Bamboo test failures

  • montage tests are failing because of the remote service being down
  • documentation tilte is messed up. gideon will look at it

pegasus-transfer new format

  • mats has come up with a new JSon format.
  • backward compatibility with the old format
  • create dir and cleanup jobs will be different

Metatdata

  • google doc shared with people
  • next steps are panorama use case for calling out
  • ssh cleanup . JGlobus library does not implement ftp

LIGO on XSEDE

  • have started using PMC
  • data management

Python builds

  • always check the python version.
  • if we ship our own python modules, then we may have to

Bamboo build machine

  • build and test plan ( running concurrently )
  • also we can run docker stuff
  • automate the salt setup of bamboo agents
  • maintain one OS. Can action give us a beefier VM?
  • we have too many documentation builds running ?
  • VW with bamboo agent and use docker
  • workflow tests are a separate issue
    • they don't load the bamboo machine
    • that is more related to a big condor pool.
    • workflows tests will run always out of bamboo.
  • mats and rajiv will work on it for the VM stuff.
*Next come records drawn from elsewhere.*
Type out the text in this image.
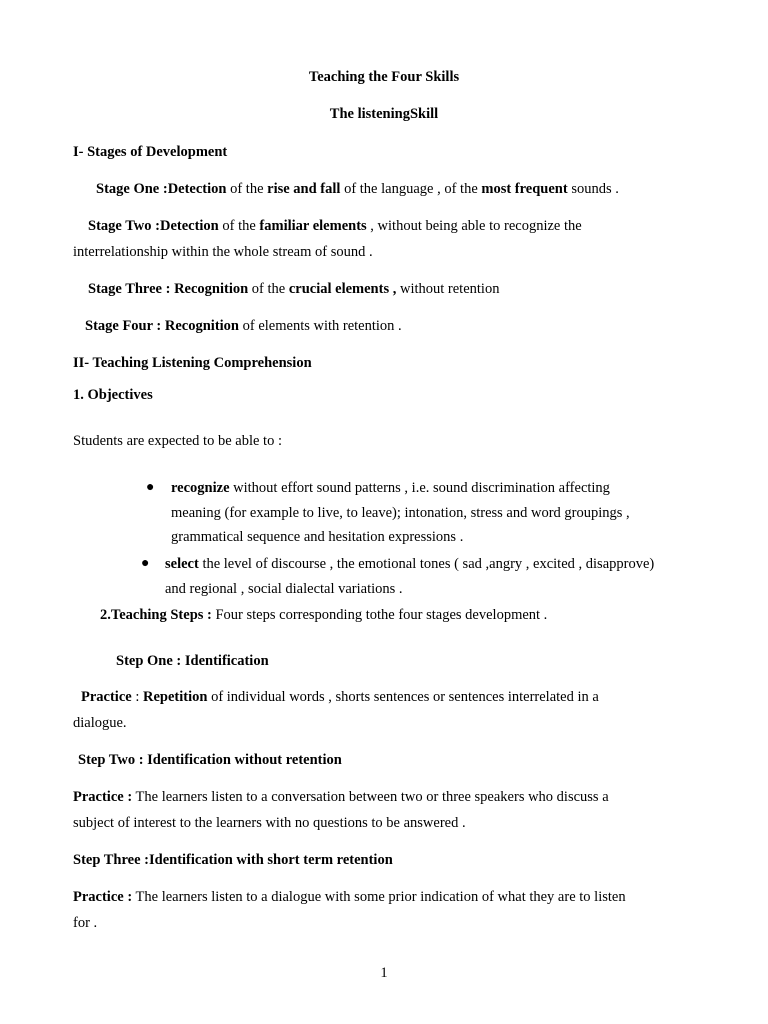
Teaching the Four Skills
The listeningSkill
I- Stages of Development
Stage One :Detection of the rise and fall of the language , of the most frequent sounds .
Stage Two :Detection of the familiar elements , without being able to recognize the
interrelationship within the whole stream of sound .
Stage Three : Recognition of the crucial elements , without retention
Stage Four : Recognition of elements with retention .
II- Teaching Listening Comprehension
1. Objectives
Students are expected to be able to :
● recognize without effort sound patterns , i.e. sound discrimination affecting
meaning (for example to live, to leave); intonation, stress and word groupings ,
grammatical sequence and hesitation expressions .
● select the level of discourse , the emotional tones ( sad ,angry , excited , disapprove)
and regional , social dialectal variations .
2.Teaching Steps : Four steps corresponding tothe four stages development .
Step One : Identification
Practice : Repetition of individual words , shorts sentences or sentences interrelated in a
dialogue.
Step Two : Identification without retention
Practice : The learners listen to a conversation between two or three speakers who discuss a
subject of interest to the learners with no questions to be answered .
Step Three :Identification with short term retention
Practice : The learners listen to a dialogue with some prior indication of what they are to listen
for .
1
Getting new SSL certificates

  • *.isi.edu is screwed up in firefox

Metrics Server fixes

  • google maps update broke the web UI.
  • somehow all the colors were used in the trends ?

May 1st 2015

 

  • Pegasus 4.5 release
    • not heard back from SCEC and LIGO
    • mats checked in the example
    • will add release slider
  • Variable Expansion
    • pretty much done
      • right now we have $()
      • we will change with ${env-variable}
      • have more helpful error message 
  • pegasus-kickstart
    • file does not exist. now gives a proper error
  • XSEDE poster due next week
  • Monitoring Service API
    • donald is almost done.
  • PMC with PegasusLite
    • PMC job by default runs on the shared filesystem
    • tasks in PMC are pegasus lite tasks
    • if a task does randomio, then on shared fs might be tricky
  • brazilian student contacted about pegasus application for real workflows.
  • mats will be doing the transfer events for panorama next week

April 2015

April 24th 2015

 

  • Pegasus 4.5 release
    • release candidate today rc2
    • updates to pending items
    • job throttling added to optimization guide.
    • release notes are online https://pegasus.isi.edu/news/4.5.0 
    • waiting for db-admin unit tests to be checked in.
    • pegasus-cleanup checking
    • pegasus-lite-local.sh  add some path before starting.
  • rest monitoring API
    • we have not heard back from lavanya yet
    • PNNL acme stuff
  • pegasus 4.6 release
    • common pegasus-transfer , pegasus-cleanup and pegasus-createdir
    • APP_PATH_PREPEND addon
    • pegasus worker package staging
      • planner calls out to common script to determine the worker package
      • if it does not exist , we build a default worker package on the fly 
      • add extra logic to the untar job in the
    • pegasus-gridftp modification for ssh ftp.
    • software eggs
  • panorama
  • metadata for 4.6

April 17th 2015

  • Pegasus 4.5.0 Release
    • rc1 working for hub
    • LIGO trying it out.. wanted to change checkpoint files. need to hear back on the dashboard changes.
    • SCEC ? waiting to hear from Scott
    • https://jira.isi.edu/issues/?filter=10851
    • pegasus-db-admin sqlalchemy issues? for updating tables?
    • pass through implemented for Glite to PBS
    • verification of update to pegasus version on running workflows
      • mats thinks his testing should do the trick.
  • Pegasus Dashboard for bamboo user
    • URL - https://cartman.isi.edu:5000 
      Authentication - Uses PAM Authentication 
      Admin Users - mayani, vahi, rynge, juve, rafsilva, darek, deelman
  • Cedars visit
    • SGE cluster
    • we have 3 potential SGI cluster users Cedars, Vision group at ISI and maybe Rutgers ( that will be replaced with SLURM)
  • Lavanya REST API
  • Pegasus 4.6 release
    • variable expansion thing figured out
      • argument strings in dax, profile values in the dax
      • site catalog. 
      • replica catalog file based one.
      • need to now make changes in various parsers
      • predefined environment variable
    • metadata
      • LIGO Dibbs .. ability to do data reuse based on metadata attributes
      • panorama - pegasus - aspen interface
      • iplant
        • they want in the IRODs
        • S3 tags.
      • mats wants a better idea of what it looks like in the ideal world.
    • file management on scratch directory, submit directory also?
    • implementation of the REST API
    • implementation for held job tracking
    • Panorama requirements
      • influx db monitoring , into pegasus-transfer. 
      • pegasus-transfer sends messages to rabbit mq about file size transferred
      • pegasus aspen interface ( modelling tool ) . apsen is a C++ library.. pegasus planner querying the aspen models for each node.
        • command line tool pegasus-aspen
        • planner needs to send application parameters, and all the metadata for the node.
        • gets back a list of attributes , memory and usage, and convert them internally into pegasus profiles
        • this can be a generator of metadata.
        • application model which is a file and a machine model 
      • timeseries data . monitoring data about the dashboard, anomalies 
      • there is a CEP thing that anirban is developing and will determine anomalies.
    • dv/dt requirements
      • prediction service
      • pegasus will query the prediction service

April 10th 2015

pegasus cleanup

  • gideon removed a bunch of stuff
  • will be completing the cleanup
  • pegasus-plots will be deprecated in the release notes for 4.5 release and removed for 4.6

...